1. TRANSLATE the problem information

• Given information:
  • Starting amount: 800 books
  • Rate of increase: 30 books per week
  • Target amount: 1,700 books
  • Find: number of weeks (w)

2. INFER the mathematical approach

• This is a linear growth situation where we're adding a constant amount each time period
• We need a linear equation in the form: starting amount + (rate × time) = final amount
• Strategy: Set up equation and solve for the unknown time variable

3. TRANSLATE into mathematical notation

Set up the equation:
\(\mathrm{800 + 30w = 1{,}700}\)

4. SIMPLIFY by solving the equation

• Subtract 800 from both sides:
  \(\mathrm{30w = 1{,}700 - 800}\)
  \(\mathrm{30w = 900}\)

• Divide both sides by 30:
  \(\mathrm{w = 900 ÷ 30 = 30}\)

Answer: B (30 weeks)

Why Students Usually Falter on This Problem

Most Common Error Path:

Weak TRANSLATE skill: Students may set up the equation incorrectly by forgetting to include the initial 800 books, writing just \(\mathrm{30w = 1{,}700}\) instead of \(\mathrm{800 + 30w = 1{,}700}\).

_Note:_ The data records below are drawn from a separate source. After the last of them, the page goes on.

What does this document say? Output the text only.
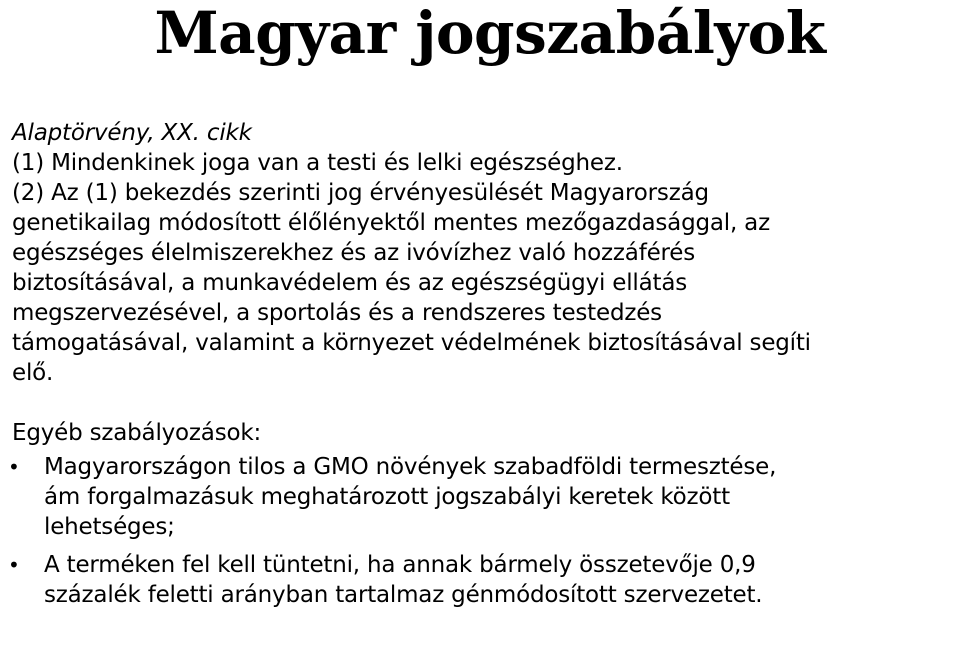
Magyar jogszabályok
Alaptörvény, XX. cikk
(1) Mindenkinek joga van a testi és lelki egészséghez.
(2) Az (1) bekezdés szerinti jog érvényesülését Magyarország
genetikailag módosított élőlényektől mentes mezőgazdasággal, az
egészséges élelmiszerekhez és az ivóvízhez való hozzáférés
biztosításával, a munkavédelem és az egészségügyi ellátás
megszervezésével, a sportolás és a rendszeres testedzés
támogatásával, valamint a környezet védelmének biztosításával segíti
elő.
Egyéb szabályozások:
• Magyarországon tilos a GMO növények szabadföldi termesztése,
ám forgalmazásuk meghatározott jogszabályi keretek között
lehetséges;
• A terméken fel kell tüntetni, ha annak bármely összetevője 0,9
százalék feletti arányban tartalmaz génmódosított szervezetet.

When they solve \(\mathrm{30w = 1{,}700}\), they get w = 56.67 weeks, which doesn't match any answer choice. This leads to confusion and guessing.

Second Most Common Error:

Poor INFER reasoning: Students might misinterpret the problem as asking "how many books will be added" rather than "how many weeks," leading them to calculate \(\mathrm{1{,}700 - 800 = 900}\) and select this as their answer.

Since 900 isn't among the choices, this causes them to get stuck and guess.

The Bottom Line:

Success on this problem depends on correctly translating the English description into a mathematical model. Students must recognize that the final amount equals the starting amount plus the accumulated additions over time.